Alongside journey improvements, I formalised reusable patterns covering colour systems, typographic scale, interaction states, and visual language. This created a consistent design foundation that supported new features and device integrations without fragmenting the experience.
Prototyping played a central role in validating decisions. Interactive simulations were used to test pacing, device-state behaviour, and interpretation framing before development, reducing ambiguity and improving team alignment.
As the product expanded, I reviewed supporting web-based platform interfaces to ensure consistency with the mobile experience. In parallel, I designed and built a responsive commercial website in Webflow, strengthening the company’s professional presence and aligning brand expression across product and marketing as NHS and US opportunities developed.

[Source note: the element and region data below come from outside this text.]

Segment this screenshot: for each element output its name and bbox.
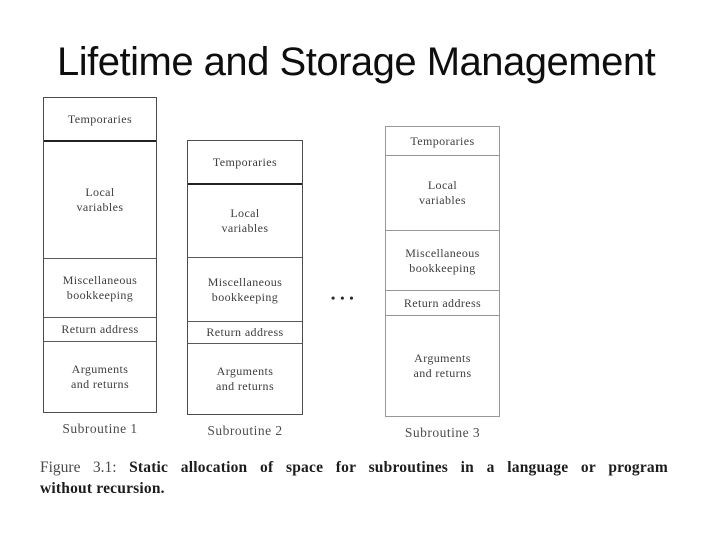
stack-section-miscellaneous-bookkeeping: Miscellaneous bookkeeping bbox=[188, 258, 302, 322]
stack-column-subroutine-1: Temporaries Local variables Miscellaneou… bbox=[43, 97, 157, 437]
stack-frame-box: Temporaries Local variables Miscellaneou… bbox=[385, 126, 500, 417]
stack-section-arguments-and-returns: Arguments and returns bbox=[413, 351, 472, 380]
figure-caption: Figure 3.1: Static allocation of space f… bbox=[40, 457, 668, 499]
stack-section-local-variables: Local variables bbox=[386, 156, 499, 231]
stack-section-local-variables: Local variables bbox=[44, 142, 156, 259]
stack-section-miscellaneous-bookkeeping: Miscellaneous bookkeeping bbox=[386, 231, 499, 291]
stack-section-return-address: Return address bbox=[44, 318, 156, 342]
stack-column-subroutine-2: Temporaries Local variables Miscellaneou… bbox=[187, 140, 303, 439]
caption-line-2: without recursion. bbox=[40, 480, 165, 497]
caption-text: Static allocation of space for subroutin… bbox=[129, 459, 668, 476]
subroutine-label: Subroutine 3 bbox=[404, 425, 481, 440]
stack-section-temporaries: Temporaries bbox=[44, 98, 156, 142]
stack-frame-box: Temporaries Local variables Miscellaneou… bbox=[43, 97, 157, 413]
stack-section-arguments-and-returns: Arguments and returns bbox=[215, 364, 275, 393]
ellipsis-dots: ••• bbox=[331, 291, 359, 305]
caption-figure-number: Figure 3.1: bbox=[40, 459, 117, 476]
stack-section-miscellaneous-bookkeeping: Miscellaneous bookkeeping bbox=[44, 259, 156, 318]
subroutine-label: Subroutine 2 bbox=[207, 423, 283, 438]
caption-line-1: Figure 3.1: Static allocation of space f… bbox=[40, 457, 668, 478]
stack-section-local-variables: Local variables bbox=[188, 185, 302, 258]
stack-column-subroutine-3: Temporaries Local variables Miscellaneou… bbox=[385, 126, 500, 441]
stack-frame-box: Temporaries Local variables Miscellaneou… bbox=[187, 140, 303, 415]
stack-section-return-address: Return address bbox=[386, 291, 499, 316]
stack-section-temporaries: Temporaries bbox=[386, 127, 499, 156]
stack-section-temporaries: Temporaries bbox=[188, 141, 302, 185]
subroutine-label: Subroutine 1 bbox=[62, 421, 138, 436]
stack-section-arguments-and-returns: Arguments and returns bbox=[70, 362, 130, 391]
stack-section-return-address: Return address bbox=[188, 322, 302, 344]
slide-title: Lifetime and Storage Management bbox=[57, 40, 656, 84]
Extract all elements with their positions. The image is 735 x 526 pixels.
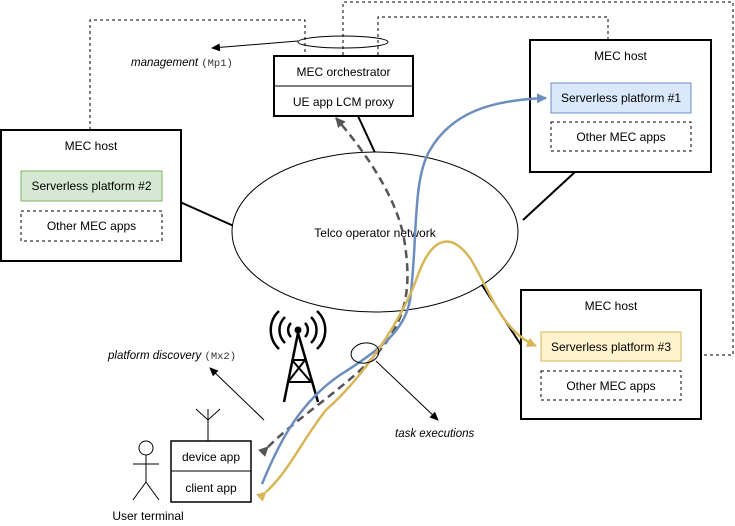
orchestrator-title: MEC orchestrator bbox=[296, 65, 390, 79]
host-1-title: MEC host bbox=[594, 49, 647, 63]
client-app-label: client app bbox=[185, 481, 237, 495]
host-2-title: MEC host bbox=[65, 139, 118, 153]
device-app-label: device app bbox=[182, 450, 240, 464]
management-links bbox=[89, 1, 734, 356]
platform-3-label: Serverless platform #3 bbox=[551, 340, 671, 354]
platform-2-label: Serverless platform #2 bbox=[31, 179, 151, 193]
serverless-platform-2 bbox=[20, 170, 163, 202]
serverless-platform-1 bbox=[550, 82, 692, 114]
tasks-annotation: task executions bbox=[350, 342, 475, 440]
antenna-tower-icon bbox=[269, 310, 327, 403]
user-stick-figure-icon bbox=[132, 440, 160, 501]
user-terminal: device app client app User terminal bbox=[112, 408, 252, 523]
mec-host-2: MEC host Serverless platform #2 Other ME… bbox=[0, 129, 182, 262]
user-terminal-label: User terminal bbox=[112, 509, 183, 523]
management-label: management (Mp1) bbox=[131, 57, 233, 70]
host-3-title: MEC host bbox=[585, 299, 638, 313]
serverless-platform-3 bbox=[540, 331, 682, 362]
management-annotation: management (Mp1) bbox=[131, 35, 389, 70]
mec-host-1: MEC host Serverless platform #1 Other ME… bbox=[529, 39, 712, 173]
lcm-proxy-label: UE app LCM proxy bbox=[293, 95, 394, 109]
task-flow-yellow bbox=[255, 240, 537, 502]
platform-1-label: Serverless platform #1 bbox=[561, 91, 681, 105]
discovery-annotation: platform discovery (Mx2) bbox=[107, 350, 265, 421]
terminal-antenna-icon bbox=[195, 408, 221, 441]
task-executions-label: task executions bbox=[395, 428, 475, 440]
host-1-other-apps: Other MEC apps bbox=[576, 130, 665, 144]
network-label: Telco operator network bbox=[314, 226, 436, 240]
host-3-other-apps: Other MEC apps bbox=[566, 379, 655, 393]
host-2-other-apps: Other MEC apps bbox=[47, 219, 136, 233]
discovery-label: platform discovery (Mx2) bbox=[107, 350, 236, 363]
mec-orchestrator: MEC orchestrator UE app LCM proxy bbox=[273, 55, 414, 117]
mec-host-3: MEC host Serverless platform #3 Other ME… bbox=[520, 289, 702, 420]
telco-network: Telco operator network bbox=[231, 151, 519, 313]
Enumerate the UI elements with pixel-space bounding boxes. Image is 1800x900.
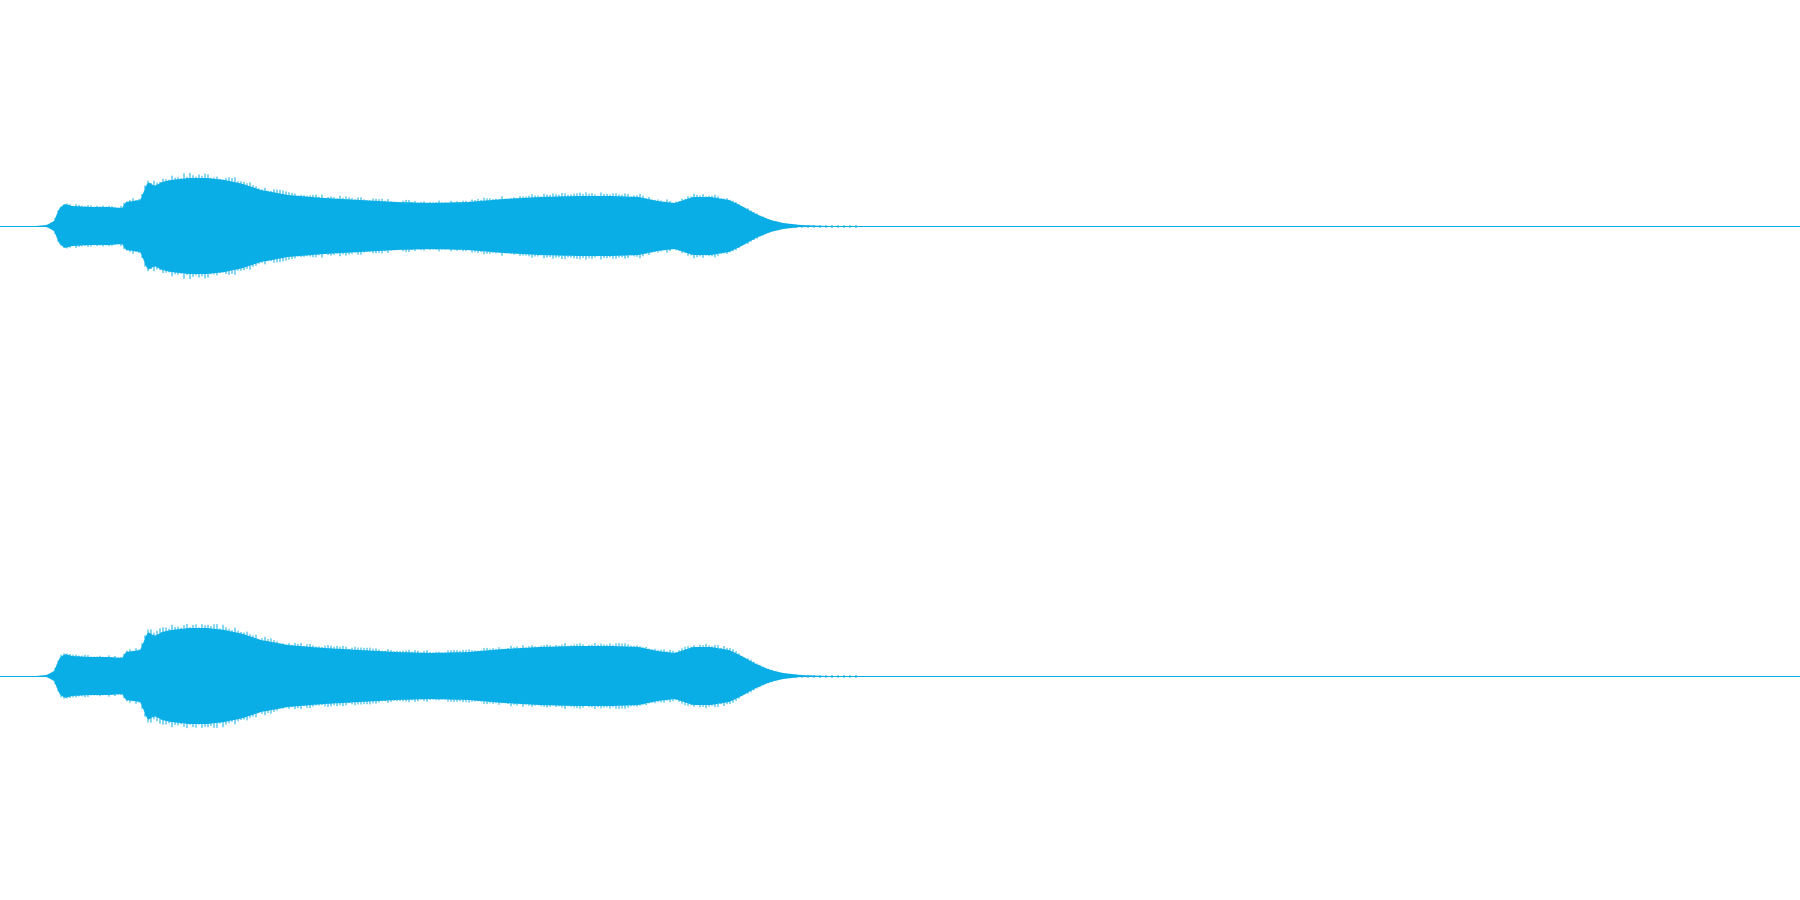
channel-2-waveform (0, 628, 1800, 724)
channel-2-track[interactable] (0, 623, 1800, 729)
channel-1-waveform (0, 178, 1800, 274)
channel-1-track[interactable] (0, 172, 1800, 280)
channel-2-transients (54, 623, 857, 729)
channel-1-transients (54, 172, 857, 280)
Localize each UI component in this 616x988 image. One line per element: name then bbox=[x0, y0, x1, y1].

Working closely with the founders required operating beyond execution.
I translated clinical reasoning into navigable user journeys that non-clinical users could complete confidently. I shaped how AI-supported outputs were framed visually and contextually to support interpretation without overstating certainty.
Trade-offs were continuous. Clinical completeness had to be balanced against cognitive load. Reassurance needed to coexist with efficiency. Rapid iteration required discipline to avoid inconsistency as the team grew.
By grounding decisions in structured product design principles and reusable patterns, the product expanded across devices, contexts, and markets without losing coherence.
Early investment in structured journeys, disciplined visual systems, and consistent interaction patterns proved durable as Feebris scaled.
As the company moved from pilot work in India to UK care homes, NHS-aligned deployments, and international growth discussions, the product expanded from a stable foundation rather than being repeatedly rebuilt. New tests, connected devices, and care contexts were integrated into an established experience model.
My involvement evolved from interface refinement to sustained product design support across mobile experience, supporting web interfaces, and commercial brand presence at critical stages of company growth.
The result was a clinically credible product with a design foundation strong enough to support increasing complexity, institutional expectations, and real-world healthcare delivery without losing clarity or coherence.